Bu kadar fazla terimden bahsettikten sonra örnek yapmadan olmayacaktır tabii ki. Bir sonraki yazımda, tüm anlattıklarımı içeren, güzel örnekler ile karşınızda olacağım. O zamana kadar, bu terimleri sindirmenizi, UrhoSharp ile ilgili bulduğunuz yazıları okumanızı öneririm. Birkaç yardımcı link vermek isterim:

  • Xamarin.com da buradaki linkten başlayarak ilgili tüm UrhoSharp yazılarını okumanızı öneririm. UrhoSharp’ı Xamarin.Forms ile kullanabileceğimiz gibi, tabii ki Xamarin.iOS yada Xamarin.Android ile de kullanabiliriz. Hatta Xamarin dışındaki diğer Microsoft yazılım platformalarında da rahatça kullanabilirsiniz.

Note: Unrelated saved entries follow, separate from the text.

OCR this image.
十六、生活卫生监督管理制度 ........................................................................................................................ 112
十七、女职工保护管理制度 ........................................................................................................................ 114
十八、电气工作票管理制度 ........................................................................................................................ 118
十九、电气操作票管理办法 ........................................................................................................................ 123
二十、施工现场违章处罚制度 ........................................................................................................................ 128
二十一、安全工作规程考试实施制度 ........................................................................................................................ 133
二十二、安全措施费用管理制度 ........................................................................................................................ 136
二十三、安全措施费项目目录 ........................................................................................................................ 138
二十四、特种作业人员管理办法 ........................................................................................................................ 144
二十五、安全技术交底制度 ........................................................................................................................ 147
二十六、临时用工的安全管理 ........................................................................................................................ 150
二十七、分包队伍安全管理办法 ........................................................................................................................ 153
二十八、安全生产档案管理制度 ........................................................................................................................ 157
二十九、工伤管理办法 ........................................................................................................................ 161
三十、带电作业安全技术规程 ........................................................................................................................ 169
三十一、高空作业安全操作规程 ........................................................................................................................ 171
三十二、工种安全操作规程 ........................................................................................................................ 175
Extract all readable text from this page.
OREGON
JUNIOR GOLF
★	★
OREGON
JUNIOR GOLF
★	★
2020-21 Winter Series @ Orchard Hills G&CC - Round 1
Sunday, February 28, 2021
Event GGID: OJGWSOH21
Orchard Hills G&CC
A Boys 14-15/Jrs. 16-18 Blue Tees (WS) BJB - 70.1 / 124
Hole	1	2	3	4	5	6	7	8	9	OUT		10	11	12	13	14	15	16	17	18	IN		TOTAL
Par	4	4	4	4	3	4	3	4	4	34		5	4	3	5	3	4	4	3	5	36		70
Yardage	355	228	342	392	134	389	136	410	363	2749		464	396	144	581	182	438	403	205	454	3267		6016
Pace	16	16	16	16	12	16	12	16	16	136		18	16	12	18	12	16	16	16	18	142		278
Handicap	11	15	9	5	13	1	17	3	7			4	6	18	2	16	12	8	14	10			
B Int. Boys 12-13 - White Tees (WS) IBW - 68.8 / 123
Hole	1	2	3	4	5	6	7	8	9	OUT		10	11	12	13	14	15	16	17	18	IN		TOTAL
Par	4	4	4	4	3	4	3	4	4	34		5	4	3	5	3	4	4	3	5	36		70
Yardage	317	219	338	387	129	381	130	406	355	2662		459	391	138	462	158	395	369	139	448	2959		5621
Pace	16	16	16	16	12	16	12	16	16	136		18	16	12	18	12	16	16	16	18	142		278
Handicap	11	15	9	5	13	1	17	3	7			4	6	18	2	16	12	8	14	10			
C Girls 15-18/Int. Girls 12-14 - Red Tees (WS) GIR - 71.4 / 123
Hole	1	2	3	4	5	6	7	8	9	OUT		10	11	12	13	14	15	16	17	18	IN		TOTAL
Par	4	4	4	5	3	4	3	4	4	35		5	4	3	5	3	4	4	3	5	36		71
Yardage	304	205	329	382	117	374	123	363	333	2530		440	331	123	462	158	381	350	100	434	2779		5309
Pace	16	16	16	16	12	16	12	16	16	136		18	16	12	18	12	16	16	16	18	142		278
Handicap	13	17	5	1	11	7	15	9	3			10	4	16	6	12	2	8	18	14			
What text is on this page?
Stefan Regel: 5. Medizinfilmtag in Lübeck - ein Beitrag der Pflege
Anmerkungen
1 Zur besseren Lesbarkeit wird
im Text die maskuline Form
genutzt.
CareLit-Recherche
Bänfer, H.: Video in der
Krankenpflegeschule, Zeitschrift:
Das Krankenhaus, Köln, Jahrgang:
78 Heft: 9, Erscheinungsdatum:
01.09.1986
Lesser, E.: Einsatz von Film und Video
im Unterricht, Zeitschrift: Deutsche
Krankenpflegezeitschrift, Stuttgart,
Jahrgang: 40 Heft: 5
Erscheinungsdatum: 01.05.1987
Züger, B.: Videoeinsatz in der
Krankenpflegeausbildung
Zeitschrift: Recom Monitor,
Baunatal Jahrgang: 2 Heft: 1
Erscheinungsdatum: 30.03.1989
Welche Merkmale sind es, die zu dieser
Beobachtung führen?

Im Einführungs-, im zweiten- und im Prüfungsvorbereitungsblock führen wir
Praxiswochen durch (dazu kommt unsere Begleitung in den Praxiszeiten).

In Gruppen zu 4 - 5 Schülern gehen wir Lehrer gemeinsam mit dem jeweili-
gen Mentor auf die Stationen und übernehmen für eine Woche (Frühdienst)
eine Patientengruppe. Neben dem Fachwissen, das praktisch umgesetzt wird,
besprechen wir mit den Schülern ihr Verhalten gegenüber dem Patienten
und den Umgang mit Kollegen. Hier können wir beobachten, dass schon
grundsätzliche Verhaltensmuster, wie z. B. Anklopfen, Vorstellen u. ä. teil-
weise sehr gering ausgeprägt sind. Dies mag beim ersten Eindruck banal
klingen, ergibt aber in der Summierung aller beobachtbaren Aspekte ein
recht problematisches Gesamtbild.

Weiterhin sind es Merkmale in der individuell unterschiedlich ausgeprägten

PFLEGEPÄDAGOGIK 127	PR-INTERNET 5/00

En nihayetinde başarılı bir  C++ API ile yazılmış kütüphanenin C# ve .NET wrapper ile devşirilmiş halini kullanıyorsunuz.
  • Bu temelleri anlamadan biraz sert kaçar ama, geçenlerde Charles Petzold abimizin yaptığı webiner ı izlemenin de ilerideki aşamalarda faydası olacaktır. Kendisi kod ile mobiusstrip yaptı, izlemeye kesinlikle değer.